World Bulletin / News Desk
Police have been asked not to jump to conclusions after a gas attack on a Muslim student house over the weekend saw 24 students rushed to hospital.
While local officials have said that they suspect the attack in the country's southwest may have been religiously motivated, a researcher at the Documentation Centre of Cambodia told the Anadolu Agency on Tuesday that such religious discrimination would be new to the country's Muslim fraternity.

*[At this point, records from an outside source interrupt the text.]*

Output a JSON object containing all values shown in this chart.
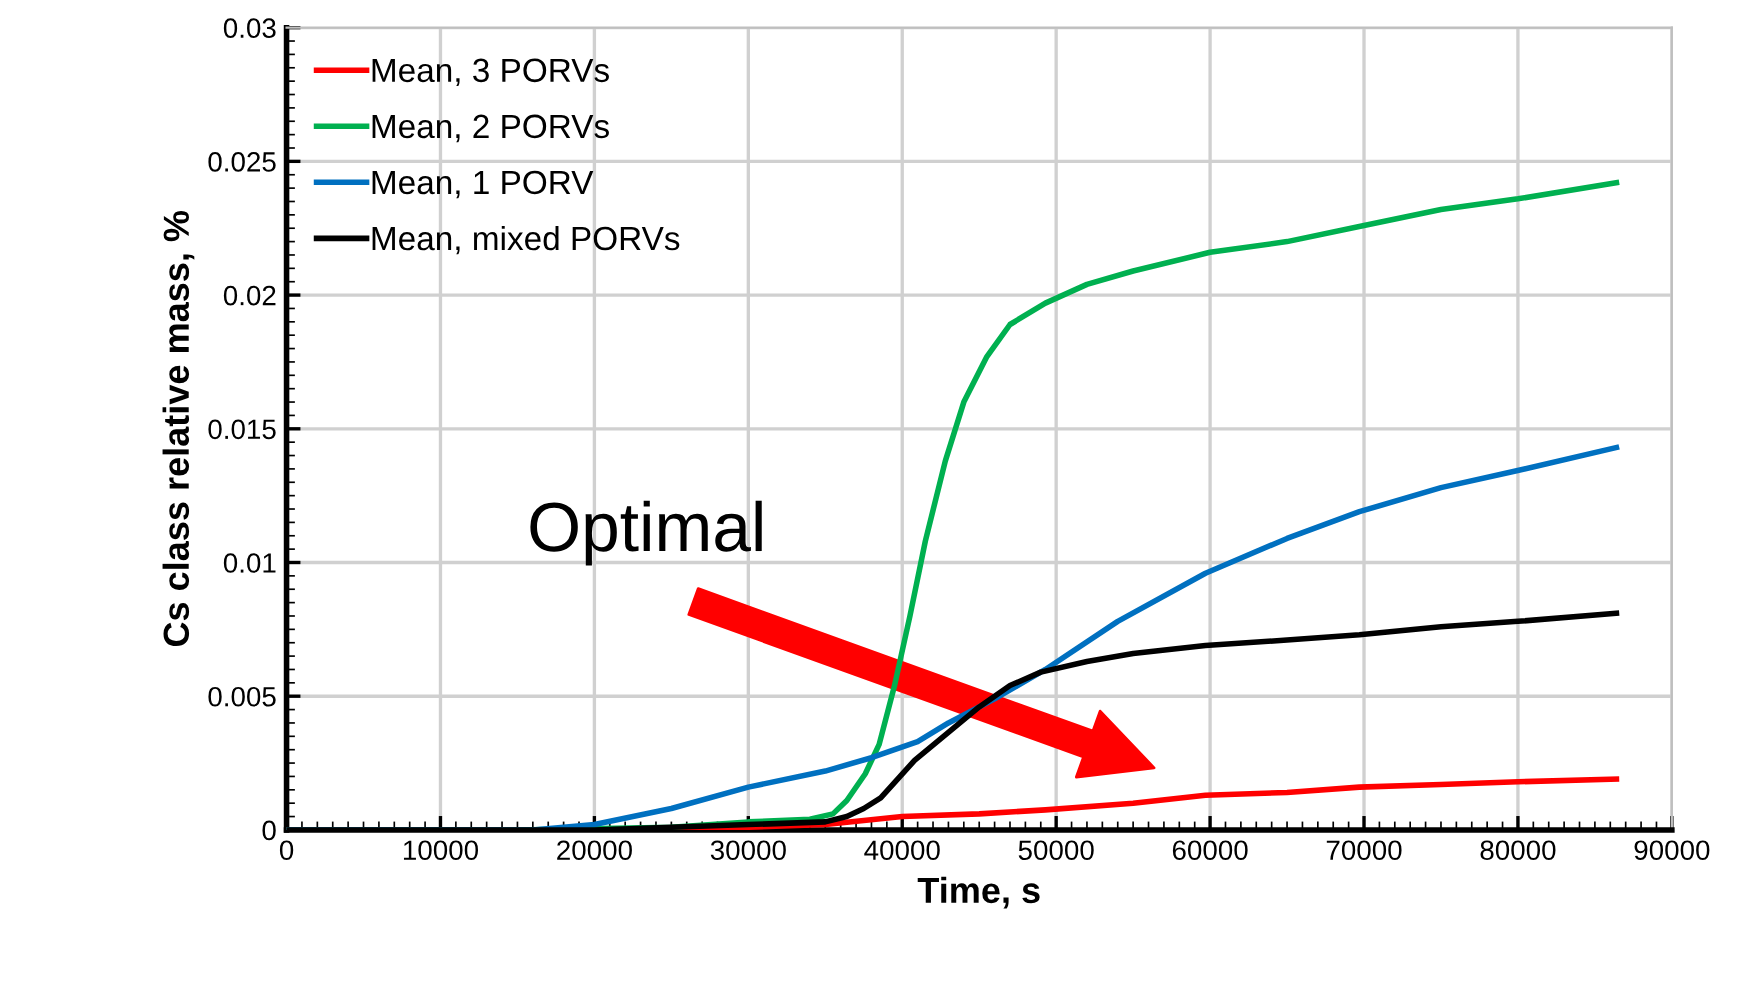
{
  "chart_data": {
    "type": "line",
    "xlabel": "Time, s",
    "ylabel": "Cs class relative mass, %",
    "xlim": [
      0,
      90000
    ],
    "ylim": [
      0,
      0.03
    ],
    "xticks": [
      0,
      10000,
      20000,
      30000,
      40000,
      50000,
      60000,
      70000,
      80000,
      90000
    ],
    "yticks": [
      0,
      0.005,
      0.01,
      0.015,
      0.02,
      0.025,
      0.03
    ],
    "grid": true,
    "legend": "top left",
    "marker": "none",
    "line_style": "solid",
    "annotations": [
      "Optimal"
    ],
    "series": [
      {
        "name": "Mean, 3 PORVs",
        "color": "#ff0000",
        "x": [
          0,
          25000,
          30000,
          35000,
          40000,
          45000,
          49300,
          55000,
          59700,
          65000,
          69700,
          75000,
          80000,
          86400
        ],
        "values": [
          0,
          0,
          0.0001,
          0.0002,
          0.0005,
          0.0006,
          0.00075,
          0.001,
          0.0013,
          0.0014,
          0.0016,
          0.0017,
          0.0018,
          0.0019
        ]
      },
      {
        "name": "Mean, 2 PORVs",
        "color": "#00b050",
        "x": [
          0,
          15000,
          25000,
          30000,
          34000,
          35500,
          36400,
          37600,
          38500,
          39500,
          40500,
          41500,
          42800,
          44000,
          45500,
          47000,
          49300,
          52000,
          55000,
          60000,
          65000,
          70000,
          75000,
          80000,
          86400
        ],
        "values": [
          0,
          0,
          0.0001,
          0.0003,
          0.0004,
          0.0006,
          0.0011,
          0.0021,
          0.0032,
          0.0054,
          0.008,
          0.0108,
          0.0138,
          0.016,
          0.0177,
          0.0189,
          0.0197,
          0.0204,
          0.0209,
          0.0216,
          0.022,
          0.0226,
          0.0232,
          0.0236,
          0.0242
        ]
      },
      {
        "name": "Mean, 1 PORV",
        "color": "#0070c0",
        "x": [
          0,
          16000,
          20000,
          25000,
          30000,
          35000,
          38000,
          41000,
          43000,
          46000,
          49300,
          54000,
          59700,
          65000,
          69700,
          75000,
          79700,
          86400
        ],
        "values": [
          0,
          0,
          0.0002,
          0.0008,
          0.0016,
          0.0022,
          0.0027,
          0.0033,
          0.004,
          0.0049,
          0.006,
          0.0078,
          0.0096,
          0.0109,
          0.0119,
          0.0128,
          0.0134,
          0.0143
        ]
      },
      {
        "name": "Mean, mixed PORVs",
        "color": "#000000",
        "x": [
          0,
          20000,
          25000,
          30000,
          35000,
          36400,
          37500,
          38600,
          39700,
          40800,
          42900,
          45000,
          47000,
          49000,
          52000,
          55000,
          59700,
          65000,
          69700,
          75000,
          80000,
          86400
        ],
        "values": [
          0,
          0,
          0.0001,
          0.0002,
          0.0003,
          0.0005,
          0.0008,
          0.0012,
          0.0019,
          0.0026,
          0.0036,
          0.0046,
          0.0054,
          0.0059,
          0.0063,
          0.0066,
          0.0069,
          0.0071,
          0.0073,
          0.0076,
          0.0078,
          0.0081
        ]
      }
    ]
  }
}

"Religious or sectarian conflict or animosity between Muslims and non-Muslims rarely occurs," said Farina So, who leads the centre and has been researching the lives of Cham Muslims in Cambodia since 2003.
"They share a history, lived through the Khmer Rouge and worked together to build the nation,” so discrimination is not something that Cham typically contend with.
The Phnom Penh Post reported Tuesday that the attack saw poisonous gas allegedly sprayed into a house near an Islamic school where female Cham students aged 12-22 years old were staying.
One victim said she had alerted others in the house after seeing two men acting suspiciously.
The students are then reported to have begun vomiting and fainting; 24 eventually taken to a nearby hospital for treatment.
Police have cited “rancor with each other over their religion in the community” as a likely motive.
On Tuesday, So underlined the importance of carrying out a through investigation "rather than looking immediately at the rumors".
"[It's important] that they do a rigorous study, because it may impact relations between Muslims and non-Muslims.”